Tout au long de la journée, les forces de sécurité ont dispersé les partisans avec du gaz lacrymogène les milliers de partisans de Laurent Gbagbo qui tentaient de se rendre à l’aéroport pour lui réserver un accueil triomphal contrairement à la volonté des caciques du pouvoir d’Abidjan qui ont pendant des semaines manœuvré pour que l’accueil se passe sobrement et en catimini.

Franck Anderson KOUASSI

« Nous avons été étonné de la mobilisation inhabituelle des forces de l’ordre. Nous avons pensé que c’était pour un encadrement. Nous sommes surpris par la suite. Les populations ont été gazées, il y a déjà 40 arrestations, alors que dans un communiqué le gouvernement ivoirien a dit n’avoir pas interdit un quelconque rassemblement. Alors nous demandons au gouvernement de faire arrêter cette répression. Nous attendons le Président Laurent GBAGBO qui a décollé depuis 9heures. L’itinéraire indiqué reste intact. » a déclaré Franck Anderson Kouassi, SGA chargé de la communication au FPI et adjoint au ministre Katinan Koné dans la communication pour l’accueil du Président Laurent Gbagbo.
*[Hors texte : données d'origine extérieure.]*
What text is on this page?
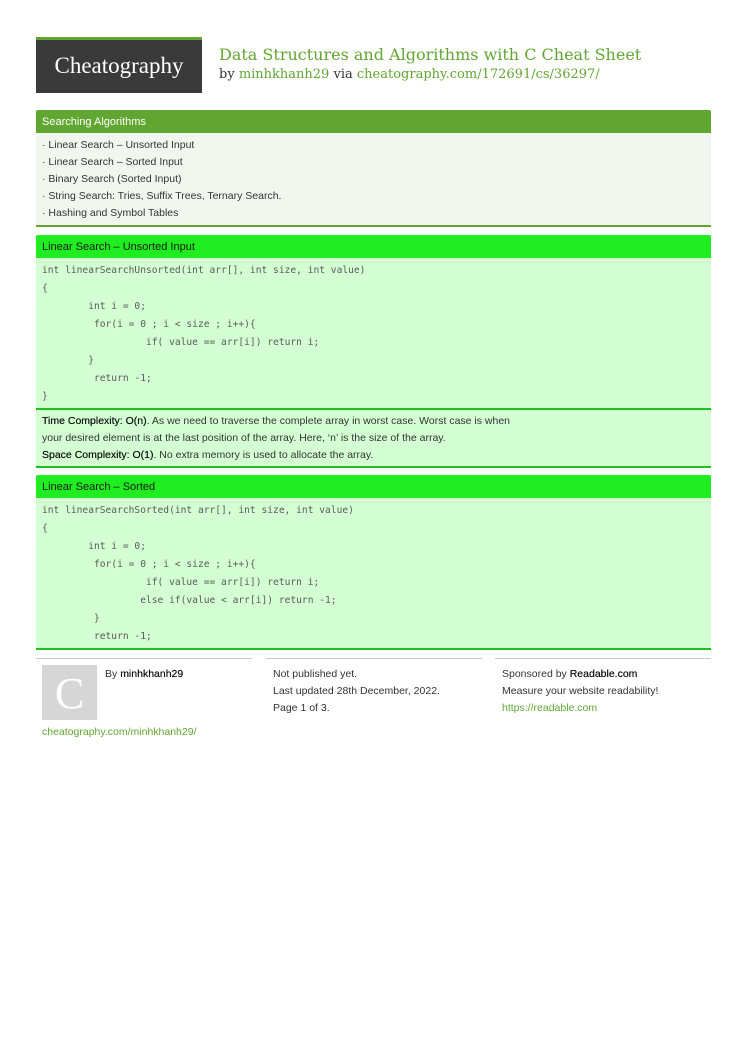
Cheatography	Data Structures and Algorithms with C Cheat Sheet
by minhkhanh29 via cheatography.com/172691/cs/36297/
Searching Algorithms
· Linear Search – Unsorted Input
· Linear Search – Sorted Input
· Binary Search (Sorted Input)
· String Search: Tries, Suffix Trees, Ternary Search.
· Hashing and Symbol Tables
Linear Search – Unsorted Input
int linearSearchUnsorted(int arr[], int size, int value)
{
int i = 0;
for(i = 0 ; i < size ; i++){
if( value == arr[i]) return i;
}
return -1;
}
Time Complexity: O(n). As we need to traverse the complete array in worst case. Worst case is when
your desired element is at the last position of the array. Here, ‘n’ is the size of the array.
Space Complexity: O(1). No extra memory is used to allocate the array.
Linear Search – Sorted
int linearSearchSorted(int arr[], int size, int value)
{
int i = 0;
for(i = 0 ; i < size ; i++){
if( value == arr[i]) return i;
else if(value < arr[i]) return -1;
}
return -1;
C	By minhkhanh29
cheatography.com/minhkhanh29/
Not published yet.
Last updated 28th December, 2022.
Page 1 of 3.
Sponsored by Readable.com
Measure your website readability!
https://readable.com
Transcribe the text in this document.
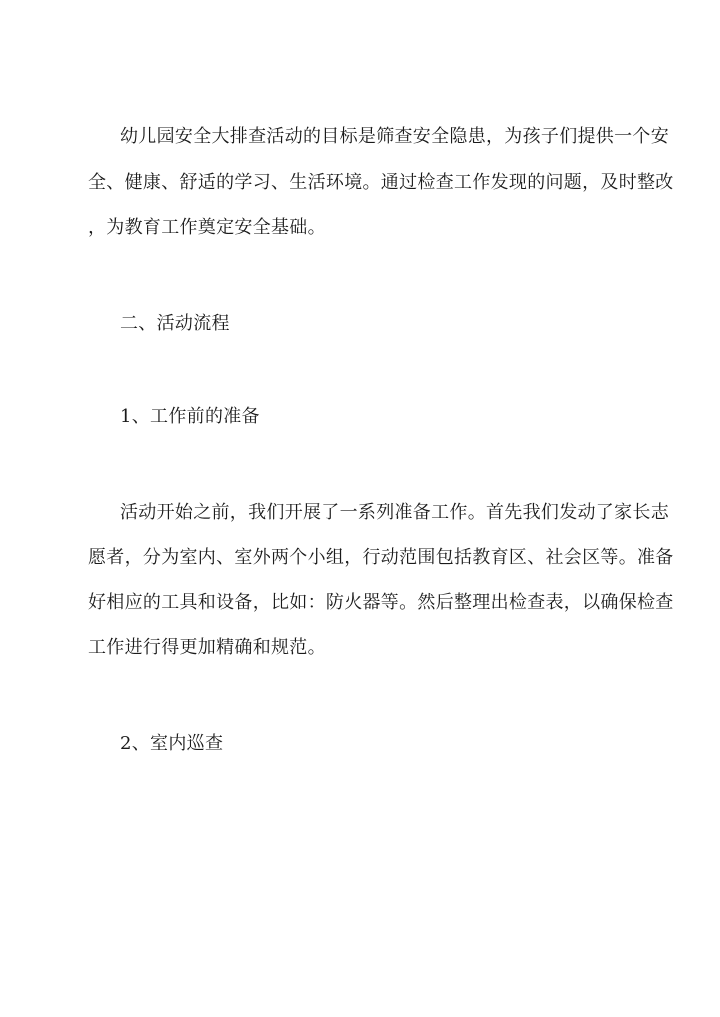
幼儿园安全大排查活动的目标是筛查安全隐患，为孩子们提供一个安
全、健康、舒适的学习、生活环境。通过检查工作发现的问题，及时整改
，为教育工作奠定安全基础。
二、活动流程
1、工作前的准备
活动开始之前，我们开展了一系列准备工作。首先我们发动了家长志
愿者，分为室内、室外两个小组，行动范围包括教育区、社会区等。准备
好相应的工具和设备，比如：防火器等。然后整理出检查表，以确保检查
工作进行得更加精确和规范。
2、室内巡查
Cortège bloqué par la police
La foule intervient pour lever le blocage du cortège de Laurebt GBAGBO
Le cortège fut bloqué par la police mais la mobilisation de la foule a brisé cette manoeuvre

Si les partisans de Laurent Gbagbo ont dû affronter la répression des forces de sécurité dans plusieurs communes du district d’Abidjan, des échauffourées ont été signalées entre les partisans de Laurent Gbagbo et ceux du chef d’Etat Alassane Ouattara qui se sont opposés à un retour triomphal et festif de Laurent Gbagbo en Côte d’Ivoire.

De plus, plusieurs arrestations et de nombreux blessés du fait de la répression des forces de sécurité sont enregistrés dans le camp des partisans de Laurent Gbagbo qui ont démontré farouchement leur détermination à accueillir en triomphe leur référent politique dont le cortège a difficilement pu arriver à dans le quartier Attoban où se trouve son ancien QG de campagne de 2010 dans lequel attendaient des centaines de partisans et des membres de la direction du FPI.

“Je suis ivoirien mais j’ai appris en prison que j’étais d’Afrique. Toute l’Afrique me soutient” a déclaré Laurent GBAGBO

Devant les membres de la direction de son parti, le Front populaire ivoirien (FPI), il s’est dit “heureux de retrouver la Côte d’Ivoire et l’Afrique après avoir été acquitté” de crimes contre l’humanité par la justice internationale.  “Je suis ivoirien mais j’ai appris en prison que j’étais d’Afrique. Toute l’Afrique me soutient”, a-t-il insisté devant des partisans.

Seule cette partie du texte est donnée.